Vintage Toy Synthesiser was the winning project of the Element14 Music Tech Design Challenge where I converted a wooden vintage toy piano into a standalone digital synthesiser. See the project blog to see the full development process of the project.
The original project proposal specification was as follows:
- Develop a digital synthesis engine that can generate and modify synthesised sounds
- Modify the existing key mechanism so that it can trigger sounds and control velocity modulation on the synthesis engine
- Add a set of potentiometers, switches and other controls to the existing piano enclosure for controlling the synthesis engine
- Add an audio output for connecting the instrument to external speakers and recording equipment
- Add MIDI I/O so that the instrument can be integrated into existing music production systems
- Keep the existing aesthetic character of the vintage toy piano
For more info see the full project proposal.
The synthesiser uses a couple of different hardware software platforms:
- The brain and sound engine of the synthesiser are seperate Linux applications running on a BeagleBone Black board, which communicate via software sockets. The brain application is developed in C, and the sound engine application is developed in C++ using the Maximilian Audio DSP library and RtAudio. See the BeagleBone Black directory for the code for these applications.
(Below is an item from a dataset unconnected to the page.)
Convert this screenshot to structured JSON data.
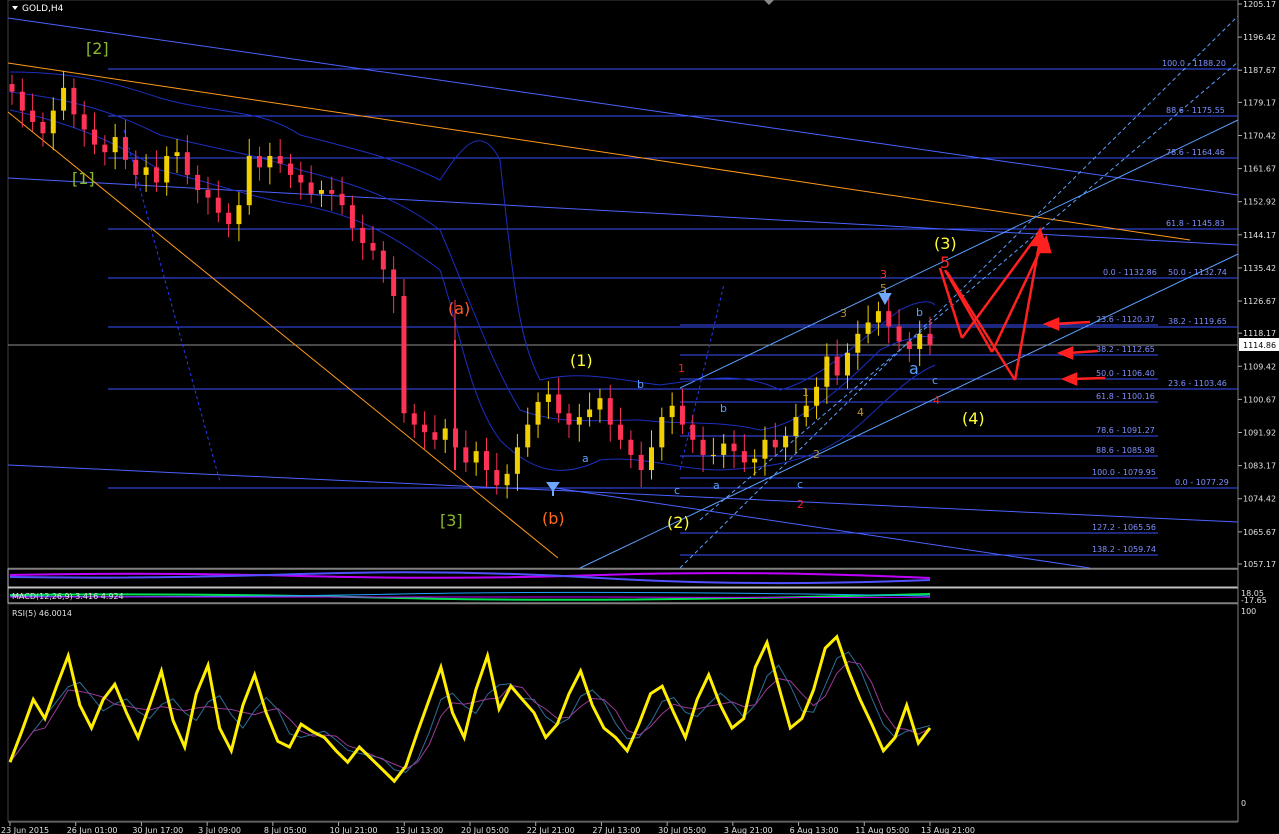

- The keyboard and panel use Arduino Pro Mini boards for sensor/control scanning. The Arduinos communicate with the BeagleBone Black via serial. See the Arduino directory for the keyboard and panel code.
- There is a Mac OS X editor application for saving and loading patches on the synth, written in C++ using the JUCE framework. See the VtsEditor directory for the code.
For more info on the software architecture see here.